The story of how Alexander of Macedon inherited the army that had conquered Greece and used it to conquer the world is known to us all.  Much less well known is what happened when, unexpectedly, Alexander died in Babylon in June 323 BC.  He left, as heirs, an unborn child and a half-wit brother, and a group of generals in command of his army.  As might be expected, these generals fell out among themselves, murdered each other, fought over the spoils and, as the memory of their king receded, murdered his heirs and made themselves into kings.  The Successor kingdoms, of the Seleucids, Ptolemies, and Antigonids, define the Hellenistic era.

James Romm has chosen to tell the story of how Alexander died, and how his generals fought and squabbled, down to the extinction of the Macedonian Royal family.  This he does with verve and imagination.  No-one could fault the enthusiasm with which he tells the story, and it should appeal to the general reader.  He also breaks up the narrative of the plotting by interleaving material from the archaeological discoveries at Verginia (ancient Aegae) in Macedonia, where, possibly, the splendid burials are actually those of Philip Arridhaeus and the child Alexander IV. 

The narrative is well plotted, and switches between one group and another are well-signalled and organised.  It would have been very easy to confuse the reader; but this is deftly avoided.  The action in Athens, and the downfall of Phocion and the attempts by the Athenians to regain their liberty are vividly depicted.

Each chapter has a respectable number of footnotes, gathered at the end.  Unfortunately an error in the proof omitted the numerals from the text, making it difficult for me to see how well distributed these were. 

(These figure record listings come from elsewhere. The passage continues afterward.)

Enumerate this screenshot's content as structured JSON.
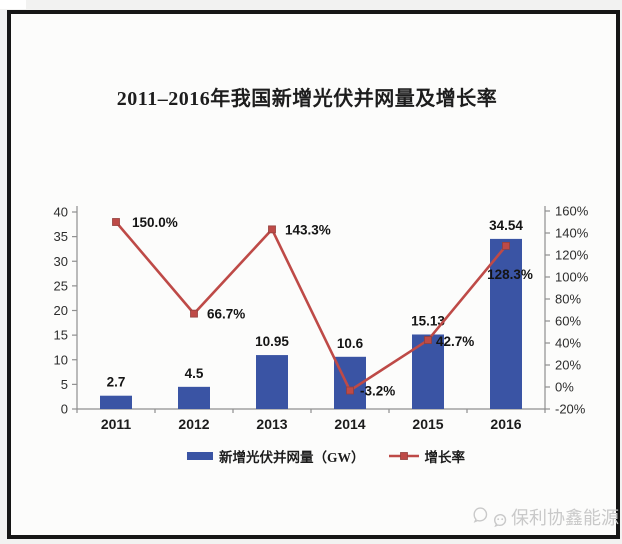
{
  "title": "2011–2016年我国新增光伏并网量及增长率",
  "watermark": {
    "text": "保利协鑫能源",
    "icon": "wechat-bubbles-icon"
  },
  "colors": {
    "bar": "#3a54a4",
    "line": "#be4a47",
    "marker_edge": "#93403d",
    "axis": "#8f8f8f",
    "watermark": "#c9c9c9"
  },
  "chart_data": {
    "type": "combo-bar-line",
    "title": "2011–2016年我国新增光伏并网量及增长率",
    "categories": [
      "2011",
      "2012",
      "2013",
      "2014",
      "2015",
      "2016"
    ],
    "series": [
      {
        "name": "新增光伏并网量（GW）",
        "type": "bar",
        "axis": "left",
        "values": [
          2.7,
          4.5,
          10.95,
          10.6,
          15.13,
          34.54
        ],
        "labels": [
          "2.7",
          "4.5",
          "10.95",
          "10.6",
          "15.13",
          "34.54"
        ]
      },
      {
        "name": "增长率",
        "type": "line",
        "axis": "right",
        "values": [
          150.0,
          66.7,
          143.3,
          -3.2,
          42.7,
          128.3
        ],
        "labels": [
          "150.0%",
          "66.7%",
          "143.3%",
          "-3.2%",
          "42.7%",
          "128.3%"
        ]
      }
    ],
    "left_axis": {
      "min": 0,
      "max": 40,
      "step": 5,
      "tick_labels": [
        "0",
        "5",
        "10",
        "15",
        "20",
        "25",
        "30",
        "35",
        "40"
      ]
    },
    "right_axis": {
      "min": -20,
      "max": 160,
      "step": 20,
      "tick_labels": [
        "-20%",
        "0%",
        "20%",
        "40%",
        "60%",
        "80%",
        "100%",
        "120%",
        "140%",
        "160%"
      ]
    },
    "grid": false,
    "legend_position": "bottom"
  }
}
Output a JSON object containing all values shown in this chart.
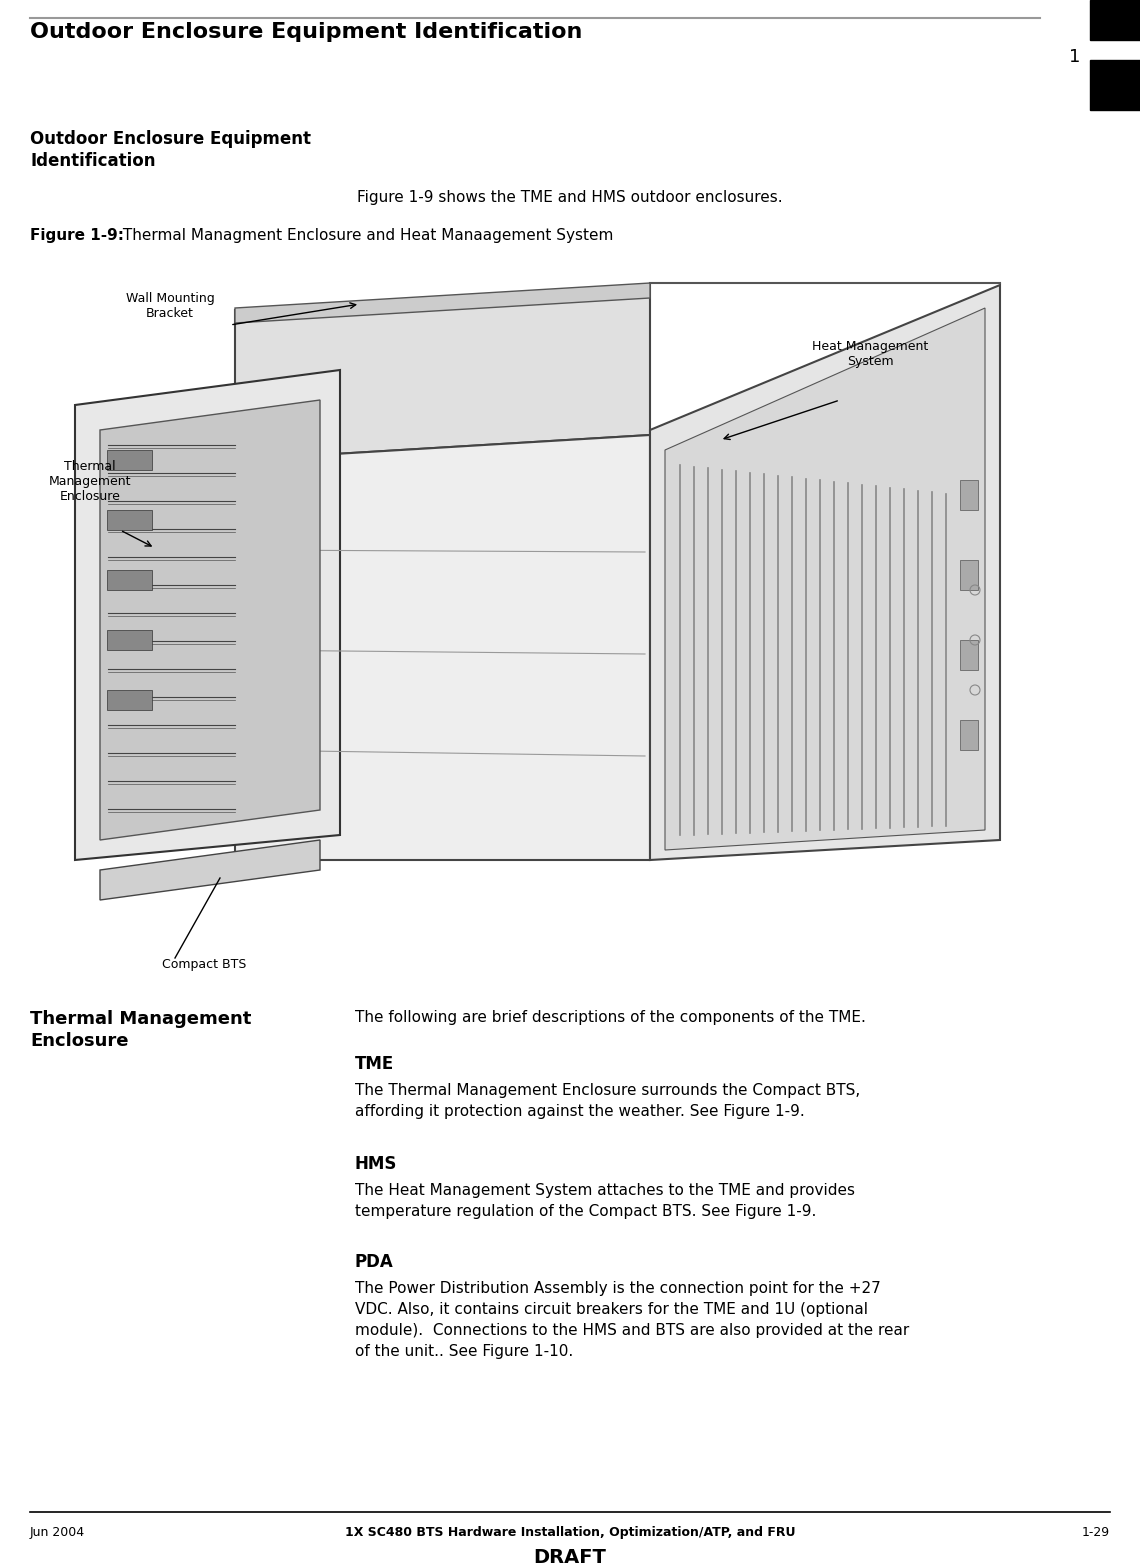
{
  "page_width": 11.4,
  "page_height": 15.67,
  "dpi": 100,
  "bg_color": "#ffffff",
  "header_title": "Outdoor Enclosure Equipment Identification",
  "header_line_color": "#999999",
  "chapter_number": "1",
  "right_bar_color": "#000000",
  "section_heading_line1": "Outdoor Enclosure Equipment",
  "section_heading_line2": "Identification",
  "intro_text": "Figure 1-9 shows the TME and HMS outdoor enclosures.",
  "figure_caption_bold": "Figure 1-9:",
  "figure_caption_normal": " Thermal Managment Enclosure and Heat Manaagement System",
  "sub_heading_line1": "Thermal Management",
  "sub_heading_line2": "Enclosure",
  "body_text_intro": "The following are brief descriptions of the components of the TME.",
  "tme_label": "TME",
  "tme_text": "The Thermal Management Enclosure surrounds the Compact BTS,\naffording it protection against the weather. See Figure 1-9.",
  "hms_label": "HMS",
  "hms_text": "The Heat Management System attaches to the TME and provides\ntemperature regulation of the Compact BTS. See Figure 1-9.",
  "pda_label": "PDA",
  "pda_text": "The Power Distribution Assembly is the connection point for the +27\nVDC. Also, it contains circuit breakers for the TME and 1U (optional\nmodule).  Connections to the HMS and BTS are also provided at the rear\nof the unit.. See Figure 1-10.",
  "footer_left": "Jun 2004",
  "footer_center": "1X SC480 BTS Hardware Installation, Optimization/ATP, and FRU",
  "footer_draft": "DRAFT",
  "footer_right": "1-29",
  "footer_line_color": "#000000",
  "ann_wall_mounting": "Wall Mounting\nBracket",
  "ann_thermal_mgmt": "Thermal\nManagement\nEnclosure",
  "ann_heat_mgmt": "Heat Management\nSystem",
  "ann_compact_bts": "Compact BTS",
  "text_color": "#000000"
}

An appendix gives the primary sources, and wisely adds links to online versions on sites such as Lacus Curtius and my own.  I learned from this, indeed, that Photius’ summary of Arrian’s Events after Alexander is online, which I had not known.  Earlier in the book, indeed, I learned that a leaf from the full version is extant in a palimpsest.  The book does not shy away from snippets like this, and is all the better for it.

The author discusses his approach to the historical record in the preface.  Basically he tells the story straight, just as they tell it, without invention, fiction, or needless imagination.  This is the right approach to take, and the discussion of the issues in the preface is itself a useful education for the sort of reader who will read this.  The bibliography at the end is well chosen to assist that same reader.  It is a book, indeed, that I would have found most interesting in my mid teens, when I was reading books by Leonard Cottrell, or Narrow Pass, Black Mountain.  It gives ordinary people access to history.  It will, undoubtedly, recruit young people to become scholars of the Hellenistic period.

The only problem that I foresee, though, is that, in a way, the story is a depressing tale.  There is no happy ending to all this.  At the end of it all, Alexander’s family are all dead, and most perish miserably.  This is not the fault of the author, of course, but it makes for less than cheering reading at the end of a busy day at work, or on a packed commuter train.  And that is the audience to which this book, surely, is directed.  I don’t feel drawn to read it again, for instance.  I reached the end and felt sad. 

The typesetting is professional, although the proof had various errors of formatting in it.  The maps and illustrations are good, well-drawn, and not distracting. 

The cover, on the other hand, is an unappealing piece of work.  The tired, stale old cliché of some ancient artefact on a coloured background — just like Narrow Pass, Black Mountain, of 40 years ago — is not even as good as that, for the colour is muddied and off-putting.  I am amazed that Random House would put a book out with that cover.  Try again, chaps.  This is a book about people and human interest.  Commission someone to paint a picture of a bunch of Greeks in armour in bright colours before the walls of Babylon, and let the book sparkle on the shelf.  This is a period of history that took place in bright sunlight — let the cover reflect it.

All in all, this is an excellent piece of work.  The scholarship is sound but not intrusive, and the story rattles along.  Recommended.